However, since Independence the potent combination of the high operational efficacy of the armed forces and the mandated organizational silence has been consistently abused. The result is the unabated slide of the head of the armed forces from the Number Two position before independence (Commander-in-Chief) to Number 12 (Chief of the respective services) in the official warrant of precedence. Brief standoffs like the dispute between one of the finest Generals of the Indian Army, KS Thimayya, and the irrepressible Defence Minister, VK Menon, in 1959 was hurriedly hushed up. Even the unprecedented glory of the 1971 war was ironically the setting for the present OROP issue with the downward revision from 70 per cent of the basic pay to 50 per cent in 1973 for the defence forces. The forces stayed the course and faced the wrath of political decisions and indecisions in such places as Mizoram, Manipur, Assam, Punjab, Kashmir to external commitments like the IPKF in Sri Lanka, Maldives and the targeted areas like Siachen, Kargil and the other perennial fires on the Indo-Chinese and Indo-Pakistani borders. This laundry-list does not include the natural disasters or civil disturbances that fetched the blood and sweat of the military. While, perception and prestige rose for the uniformed fraternity to uphold the nation’s honour by paying the ultimate price, a steady stranglehold of the civilian bureaucracy aided by a disinterested political class ensured the consistent decline of real clout and voice, even on matters military or concerning the welfare of military personnel. 
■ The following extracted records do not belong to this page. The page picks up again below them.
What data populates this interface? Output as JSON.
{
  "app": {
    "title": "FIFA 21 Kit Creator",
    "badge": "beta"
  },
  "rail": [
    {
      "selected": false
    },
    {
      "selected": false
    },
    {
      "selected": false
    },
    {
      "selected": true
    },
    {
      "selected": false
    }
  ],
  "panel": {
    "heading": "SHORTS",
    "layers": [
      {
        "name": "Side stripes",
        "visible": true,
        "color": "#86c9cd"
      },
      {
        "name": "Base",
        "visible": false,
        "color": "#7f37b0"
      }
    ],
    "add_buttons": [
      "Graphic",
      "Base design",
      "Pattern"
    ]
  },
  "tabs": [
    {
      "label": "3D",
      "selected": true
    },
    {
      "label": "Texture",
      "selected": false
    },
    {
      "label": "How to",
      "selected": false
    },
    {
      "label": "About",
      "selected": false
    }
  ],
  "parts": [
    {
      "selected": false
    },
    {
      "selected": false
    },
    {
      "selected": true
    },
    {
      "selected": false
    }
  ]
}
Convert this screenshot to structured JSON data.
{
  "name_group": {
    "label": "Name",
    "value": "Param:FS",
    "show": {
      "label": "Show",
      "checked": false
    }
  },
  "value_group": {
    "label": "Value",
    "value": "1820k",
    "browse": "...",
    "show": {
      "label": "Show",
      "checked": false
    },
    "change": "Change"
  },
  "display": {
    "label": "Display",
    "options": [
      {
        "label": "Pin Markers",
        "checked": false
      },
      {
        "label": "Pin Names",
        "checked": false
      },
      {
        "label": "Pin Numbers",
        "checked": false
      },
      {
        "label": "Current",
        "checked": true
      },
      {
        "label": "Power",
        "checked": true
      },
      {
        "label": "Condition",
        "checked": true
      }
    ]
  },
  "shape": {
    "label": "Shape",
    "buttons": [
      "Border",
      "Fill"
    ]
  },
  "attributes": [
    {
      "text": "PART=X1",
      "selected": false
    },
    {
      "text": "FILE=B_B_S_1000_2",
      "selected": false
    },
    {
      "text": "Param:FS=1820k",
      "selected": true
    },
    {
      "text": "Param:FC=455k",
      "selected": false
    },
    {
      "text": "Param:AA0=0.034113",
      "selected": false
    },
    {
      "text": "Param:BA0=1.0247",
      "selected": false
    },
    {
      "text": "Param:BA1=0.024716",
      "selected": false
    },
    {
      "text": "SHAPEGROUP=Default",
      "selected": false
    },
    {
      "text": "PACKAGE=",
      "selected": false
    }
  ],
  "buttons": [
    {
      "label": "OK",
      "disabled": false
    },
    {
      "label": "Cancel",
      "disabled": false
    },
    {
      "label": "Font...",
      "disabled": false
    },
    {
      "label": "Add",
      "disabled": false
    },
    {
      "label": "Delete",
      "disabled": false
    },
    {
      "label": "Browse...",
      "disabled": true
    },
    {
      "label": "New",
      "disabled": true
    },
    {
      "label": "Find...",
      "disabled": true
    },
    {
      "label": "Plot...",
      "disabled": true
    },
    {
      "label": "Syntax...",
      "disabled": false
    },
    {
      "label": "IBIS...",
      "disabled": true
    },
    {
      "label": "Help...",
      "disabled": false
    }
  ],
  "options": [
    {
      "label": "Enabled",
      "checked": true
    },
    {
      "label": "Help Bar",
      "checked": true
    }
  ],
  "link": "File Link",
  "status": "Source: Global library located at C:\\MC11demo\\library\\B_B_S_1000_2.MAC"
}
In 1992, the Army Chief General Rodrigues was made to apologise in writing for calling some foreign countries ‘bandicoots’. In 1998 the Naval Chief, Vishnu Bhagwat was sacked after his run-ins with the Defence Secretary and the Defence Minister. In 2014 a truly cavalier and honourable move of owning moral responsibility led to the resignation of the Naval Chief DK Joshi. Despite such developments, the soldiers discharged their duties without a question on their lips, as trained and morally mandated. Unnoticed to most was the unique spirit of the fighting forces as evident from the unprecedented level of ‘officer’ casualties, alluding to the ethos of ‘leading from the front’, one that differentiates this band of brothers from the rest. If Colonel Rai and Colonel Mahadik were martyred as Commanding Officers in J&K last year, young Captains Pawan Kumar and Tushar Mahajan laid down their lives in the Pampore operations this year. Unknown to most is the fact that the armed forces deliberately chose not to carpet-blast and flatten the building where the militants were holed up so as to minimize the collateral damage and civilian destruction. The forces silently heard out the lazy questions on the abilities of the defence forces to flush out the militants at Pampore. Banal public platitudes on the working conditions of the soldiers in Siachen -- where ten military personnel perished recently -- should be contextualized against the brazen demands to ‘maintain the supremacy’ of the IAS in the 7th Pay Commission and the fact that IAS officers are entitled to a much higher ‘hardship’ allowance in Guwahati in comparison to the Army officer operating in minus 50 degrees in the Siachen Glacier. 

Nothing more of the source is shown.